Surfacing options I had not thought of. I will describe a problem and ask what patterns exist for solving it, not for the model to pick one, but so I have a more complete menu. Then I decide. The model does not know my codebase, my constraints, or my risk tolerance.

Catching things I missed. After I write something, I ask the model to review it — specifically to look for edge cases, error paths I did not handle, security issues I glossed over. It finds real things. Not always, but often enough that I have made it a habit.

Writing tests for logic I just wrote. Once the implementation is done and I understand it, I will have the model write additional test cases. It is good at thinking of inputs I did not try.

What it is not good at: deciding what to build, deciding how to architect something that will need to scale, or writing code I am not equipped to review. When I catch myself in that last situation, I stop and learn the thing first.

The Senior Developer Problem

There is a version of this conversation that gets framed as: AI will replace junior developers but senior developers are safe because they can guide it.

I do not think this is quite right, and I think believing it creates a complacency that is more dangerous than the replacement question.
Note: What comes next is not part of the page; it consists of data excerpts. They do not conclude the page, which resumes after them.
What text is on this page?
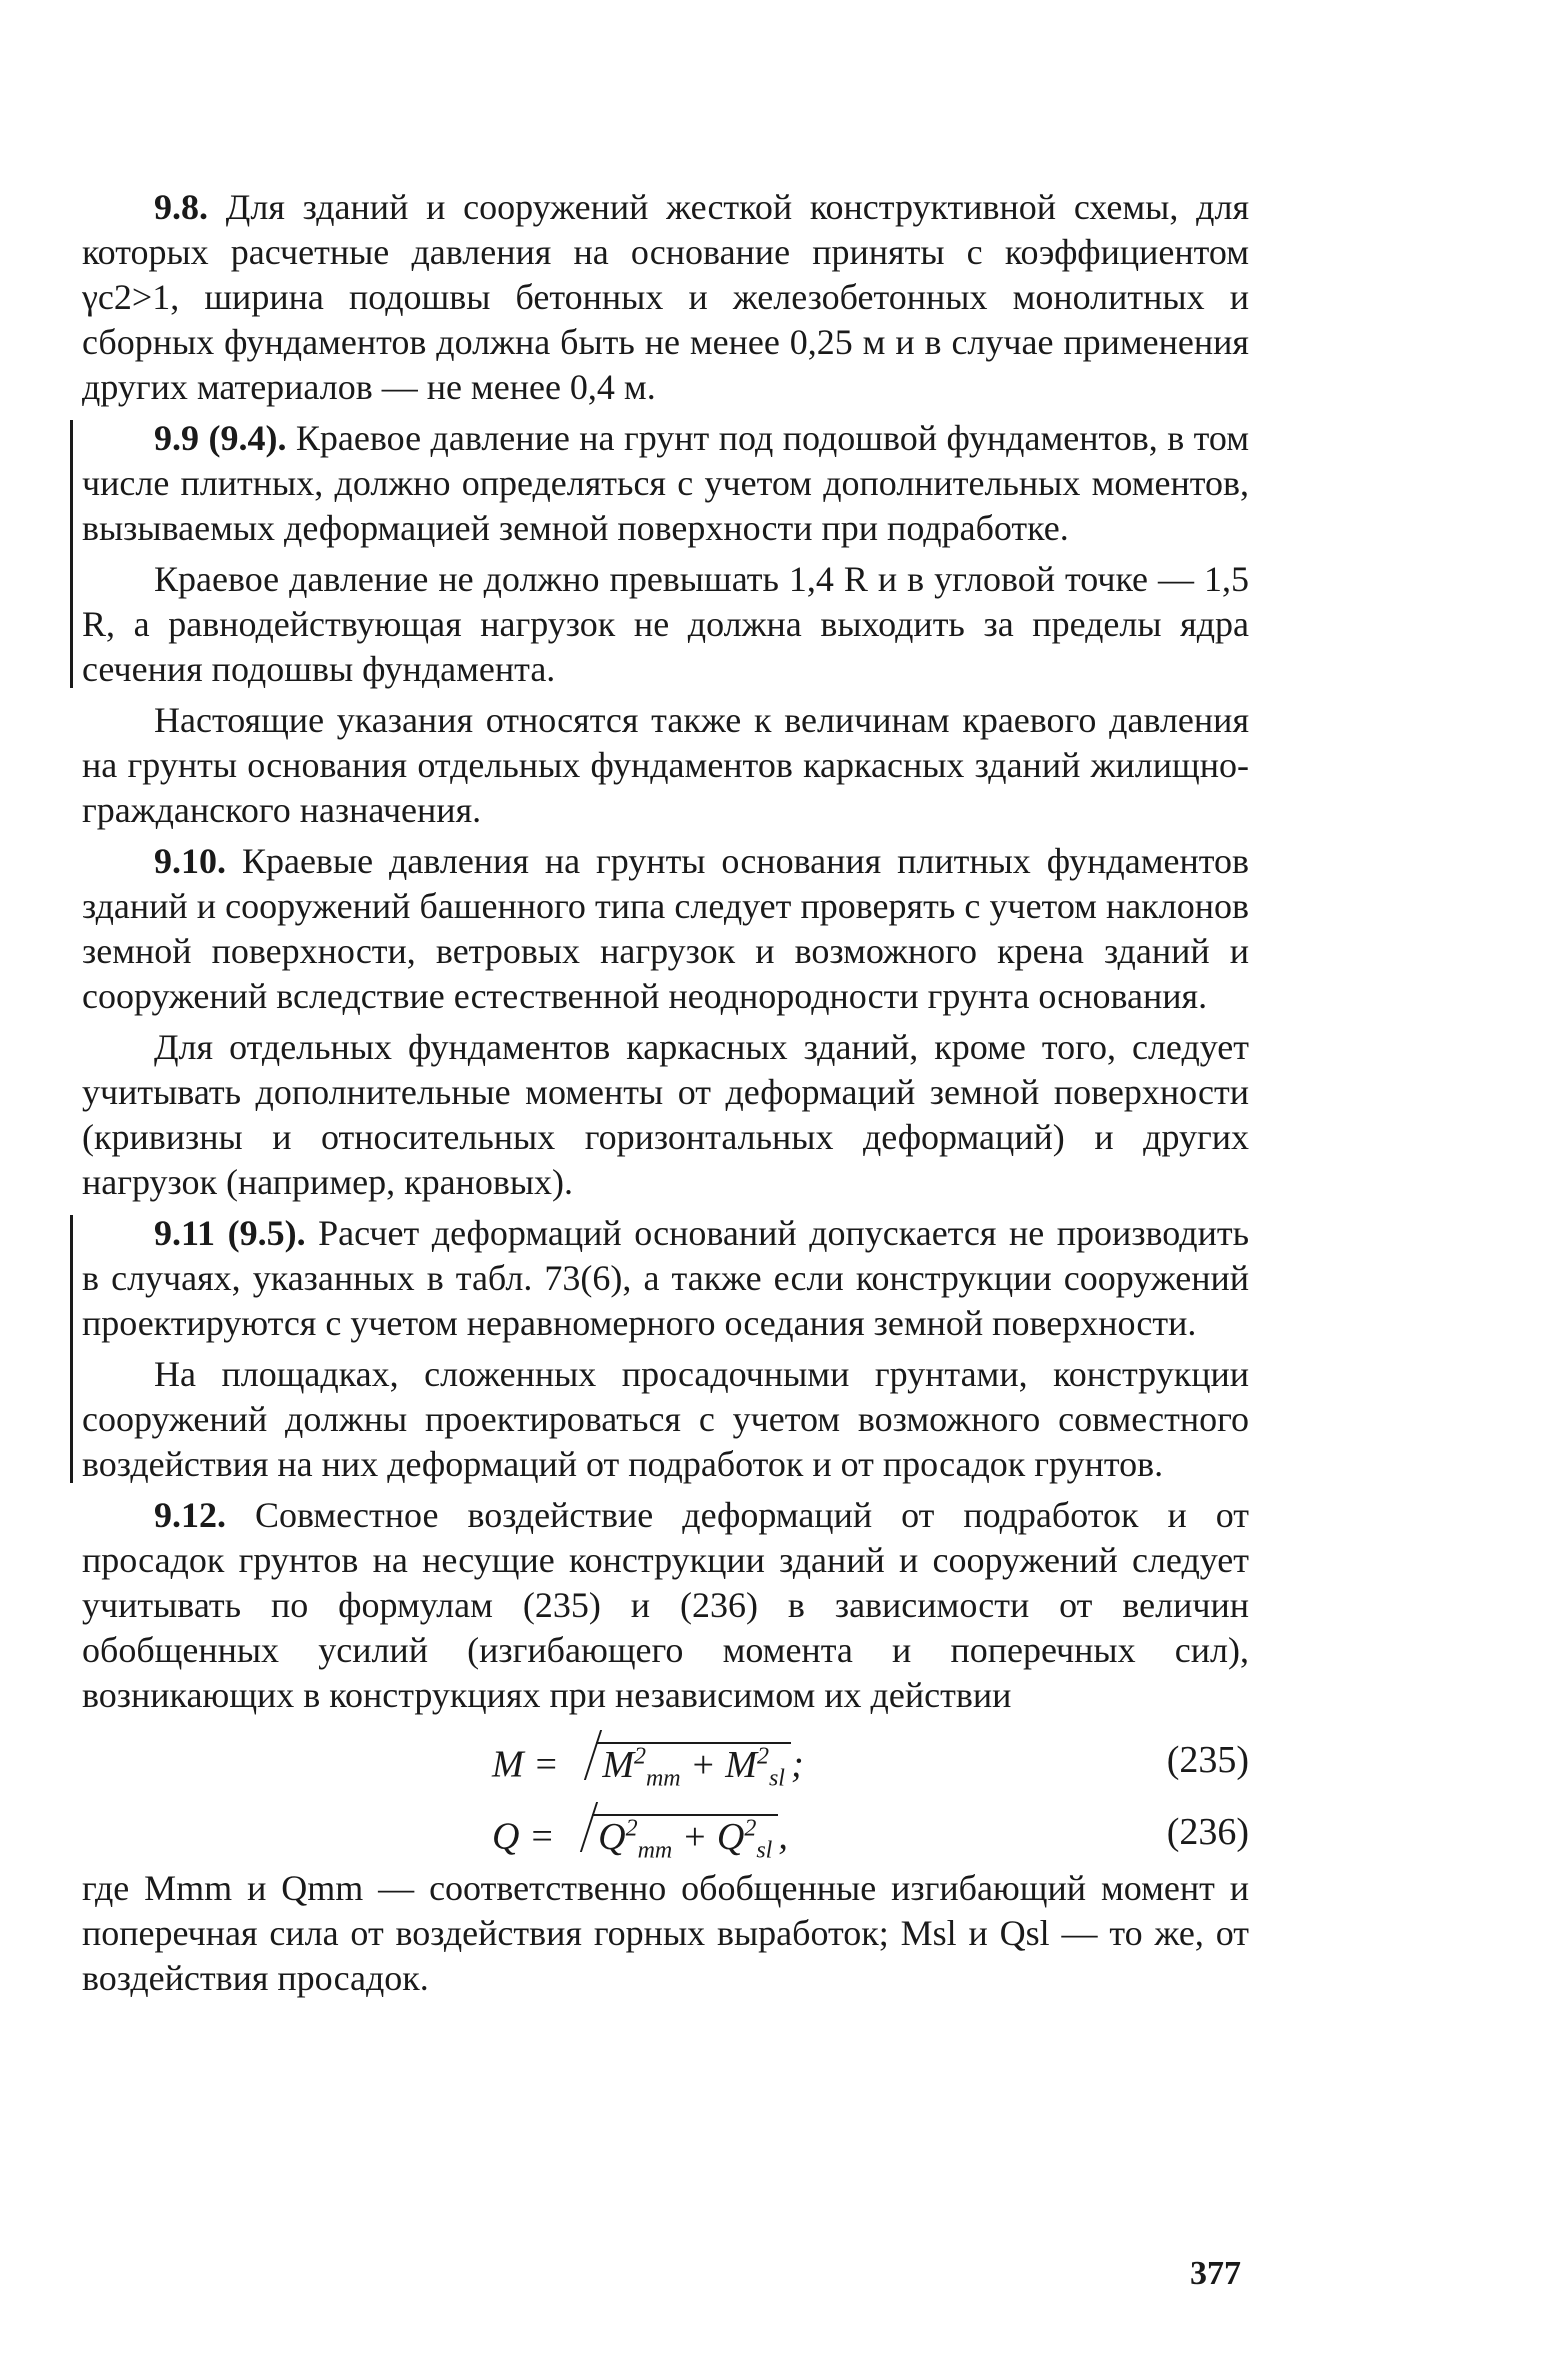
9.8. Для зданий и сооружений жесткой конструктивной схемы, для которых расчетные давления на основание приняты с коэффициентом γc2>1, ширина подошвы бетонных и железобетонных монолитных и сборных фундаментов должна быть не менее 0,25 м и в случае применения других материалов — не менее 0,4 м.

9.9 (9.4). Краевое давление на грунт под подошвой фундаментов, в том числе плитных, должно определяться с учетом дополнительных моментов, вызываемых деформацией земной поверхности при подработке.

Краевое давление не должно превышать 1,4 R и в угловой точке — 1,5 R, а равнодействующая нагрузок не должна выходить за пределы ядра сечения подошвы фундамента.

Настоящие указания относятся также к величинам краевого давления на грунты основания отдельных фундаментов каркасных зданий жилищно-гражданского назначения.

9.10. Краевые давления на грунты основания плитных фундаментов зданий и сооружений башенного типа следует проверять с учетом наклонов земной поверхности, ветровых нагрузок и возможного крена зданий и сооружений вследствие естественной неоднородности грунта основания.

Для отдельных фундаментов каркасных зданий, кроме того, следует учитывать дополнительные моменты от деформаций земной поверхности (кривизны и относительных горизонтальных деформаций) и других нагрузок (например, крановых).

9.11 (9.5). Расчет деформаций оснований допускается не производить в случаях, указанных в табл. 73(6), а также если конструкции сооружений проектируются с учетом неравномерного оседания земной поверхности.

На площадках, сложенных просадочными грунтами, конструкции сооружений должны проектироваться с учетом возможного совместного воздействия на них деформаций от подработок и от просадок грунтов.

9.12. Совместное воздействие деформаций от подработок и от просадок грунтов на несущие конструкции зданий и сооружений следует учитывать по формулам (235) и (236) в зависимости от величин обобщенных усилий (изгибающего момента и поперечных сил), возникающих в конструкциях при независимом их действии

$M = M^2_{mm} + M^2_{sl}$ ;	(235)
$Q = Q^2_{mm} + Q^2_{sl}$ ,	(236)

где Mmm и Qmm — соответственно обобщенные изгибающий момент и поперечная сила от воздействия горных выработок; Msl и Qsl — то же, от воздействия просадок.

377
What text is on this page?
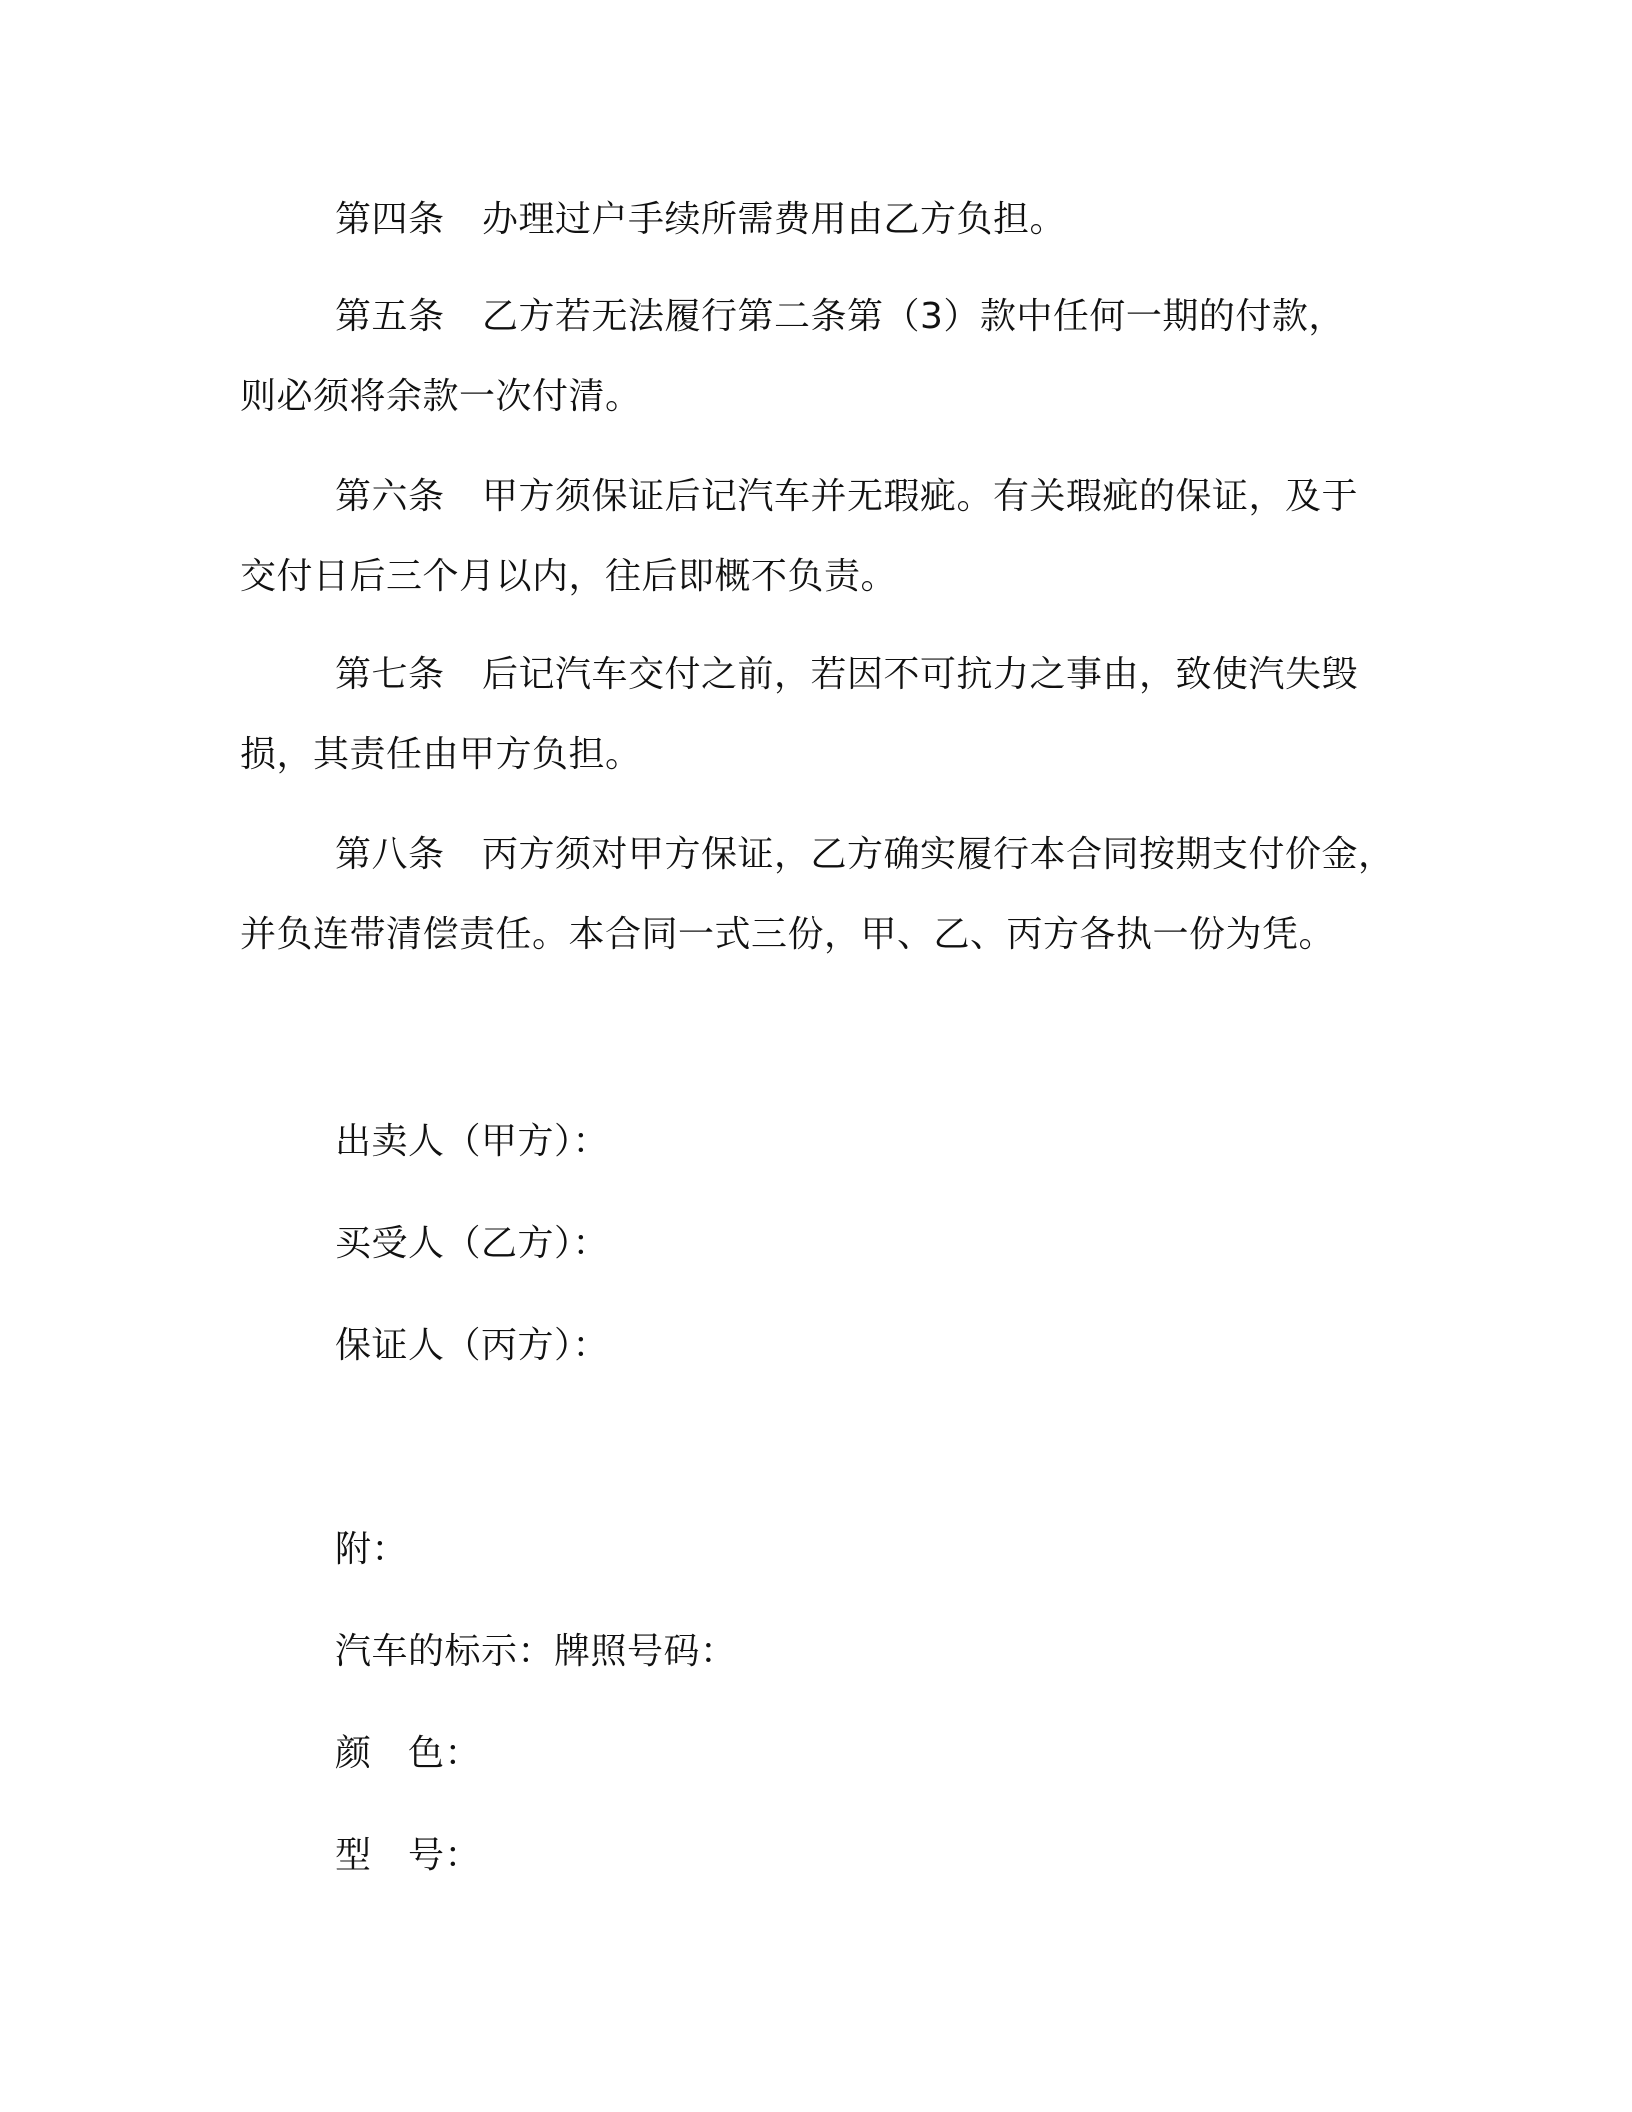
第四条 办理过户手续所需费用由乙方负担。
第五条 乙方若无法履行第二条第（3）款中任何一期的付款，
则必须将余款一次付清。
第六条 甲方须保证后记汽车并无瑕疵。有关瑕疵的保证，及于
交付日后三个月以内，往后即概不负责。
第七条 后记汽车交付之前，若因不可抗力之事由，致使汽失毁
损，其责任由甲方负担。
第八条 丙方须对甲方保证，乙方确实履行本合同按期支付价金，
并负连带清偿责任。本合同一式三份，甲、乙、丙方各执一份为凭。

出卖人（甲方）：

买受人（乙方）：

保证人（丙方）：

附：

汽车的标示：牌照号码：

颜　色：

型　号：
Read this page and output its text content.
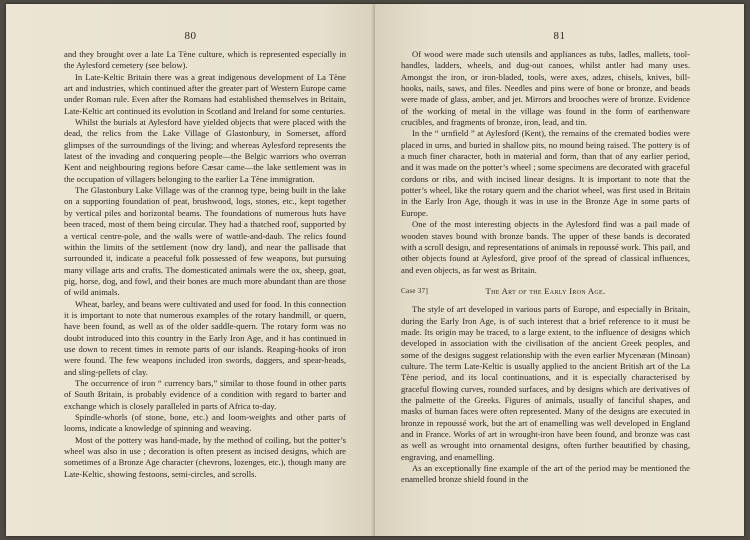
80

and they brought over a late La Tène culture, which is represented especially in the Aylesford cemetery (see below).

In Late-Keltic Britain there was a great indigenous development of La Tène art and industries, which continued after the greater part of Western Europe came under Roman rule. Even after the Romans had established themselves in Britain, Late-Keltic art continued its evolution in Scotland and Ireland for some centuries.

Whilst the burials at Aylesford have yielded objects that were placed with the dead, the relics from the Lake Village of Glastonbury, in Somerset, afford glimpses of the surroundings of the living; and whereas Aylesford represents the latest of the invading and conquering people—the Belgic warriors who overran Kent and neighbouring regions before Cæsar came—the lake settlement was in the occupation of villagers belonging to the earlier La Tène immigration.

The Glastonbury Lake Village was of the crannog type, being built in the lake on a supporting foundation of peat, brushwood, logs, stones, etc., kept together by vertical piles and horizontal beams. The foundations of numerous huts have been traced, most of them being circular. They had a thatched roof, supported by a vertical centre-pole, and the walls were of wattle-and-daub. The relics found within the limits of the settlement (now dry land), and near the pallisade that surrounded it, indicate a peaceful folk possessed of few weapons, but pursuing many village arts and crafts. The domesticated animals were the ox, sheep, goat, pig, horse, dog, and fowl, and their bones are much more abundant than are those of wild animals.

Wheat, barley, and beans were cultivated and used for food. In this connection it is important to note that numerous examples of the rotary handmill, or quern, have been found, as well as of the older saddle-quern. The rotary form was no doubt introduced into this country in the Early Iron Age, and it has continued in use down to recent times in remote parts of our islands. Reaping-hooks of iron were found. The few weapons included iron swords, daggers, and spear-heads, and sling-pellets of clay.

The occurrence of iron “ currency bars,” similar to those found in other parts of South Britain, is probably evidence of a condition with regard to barter and exchange which is closely paralleled in parts of Africa to-day.

Spindle-whorls (of stone, bone, etc.) and loom-weights and other parts of looms, indicate a knowledge of spinning and weaving.

Most of the pottery was hand-made, by the method of coiling, but the potter’s wheel was also in use ; decoration is often present as incised designs, which are sometimes of a Bronze Age character (chevrons, lozenges, etc.), though many are Late-Keltic, showing festoons, semi-circles, and scrolls.

81

Of wood were made such utensils and appliances as tubs, ladles, mallets, tool-handles, ladders, wheels, and dug-out canoes, whilst antler had many uses. Amongst the iron, or iron-bladed, tools, were axes, adzes, chisels, knives, bill-hooks, nails, saws, and files. Needles and pins were of bone or bronze, and beads were made of glass, amber, and jet. Mirrors and brooches were of bronze. Evidence of the working of metal in the village was found in the form of earthenware crucibles, and fragments of bronze, iron, lead, and tin.

In the “ urnfield ” at Aylesford (Kent), the remains of the cremated bodies were placed in urns, and buried in shallow pits, no mound being raised. The pottery is of a much finer character, both in material and form, than that of any earlier period, and it was made on the potter’s wheel ; some specimens are decorated with graceful cordons or ribs, and with incised linear designs. It is important to note that the potter’s wheel, like the rotary quern and the chariot wheel, was first used in Britain in the Early Iron Age, though it was in use in the Bronze Age in some parts of Europe.

One of the most interesting objects in the Aylesford find was a pail made of wooden staves bound with bronze bands. The upper of these bands is decorated with a scroll design, and representations of animals in repoussé work. This pail, and other objects found at Aylesford, give proof of the spread of classical influences, and even objects, as far west as Britain.

Case 37]	The Art of the Early Iron Age.

The style of art developed in various parts of Europe, and especially in Britain, during the Early Iron Age, is of such interest that a brief reference to it must be made. Its origin may be traced, to a large extent, to the influence of designs which developed in association with the civilisation of the ancient Greek peoples, and some of the designs suggest relationship with the even earlier Mycenæan (Minoan) culture. The term Late-Keltic is usually applied to the ancient British art of the La Tène period, and its local continuations, and it is especially characterised by graceful flowing curves, rounded surfaces, and by designs which are derivatives of the palmette of the Greeks. Figures of animals, usually of fanciful shapes, and masks of human faces were often represented. Many of the designs are executed in bronze in repoussé work, but the art of enamelling was well developed in England and in France. Works of art in wrought-iron have been found, and bronze was cast as well as wrought into ornamental designs, often further beautified by chasing, engraving, and enamelling.

As an exceptionally fine example of the art of the period may be mentioned the enamelled bronze shield found in the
The thing that makes a senior developer valuable is not primarily the ability to generate correct code. It is the ability to know which code should not exist, which abstractions will turn into debt, which requirements are wrong before you build them. That judgment comes from having been wrong enough times to develop taste.

AI does not have taste. It has pattern completion. It will write you a technically correct solution to the wrong problem with the same confidence it writes a technically correct solution to the right one. It cannot tell the difference.

If you are not developing the judgment — because you are outsourcing the thinking to the model — you are not building toward senior. You are extending the period where you do not yet know what you do not know.

Why This Is Not About Being Anti-AI

I am not arguing for slowing down or using fewer tools. I am arguing for staying in the driver's seat of your own work.

The people I have watched get the most out of these tools are the ones who get more done, not the ones who get more generated. The difference is that they know what done means before they start, and they verify they reached it before they ship.

I write unit tests first. Then integration tests against real systems, not mocks — I learned the hard way that mocked tests can pass while the actual integration is broken. Then end-to-end tests with Playwright for the paths users actually take. And I read everything the model gives me before I commit it.

That workflow is slower than vibe coding for the first hour. It is faster than vibe coding over any meaningful timescale.

The AI handles the typing. I stay responsible for the thinking.

That is the only arrangement I trust.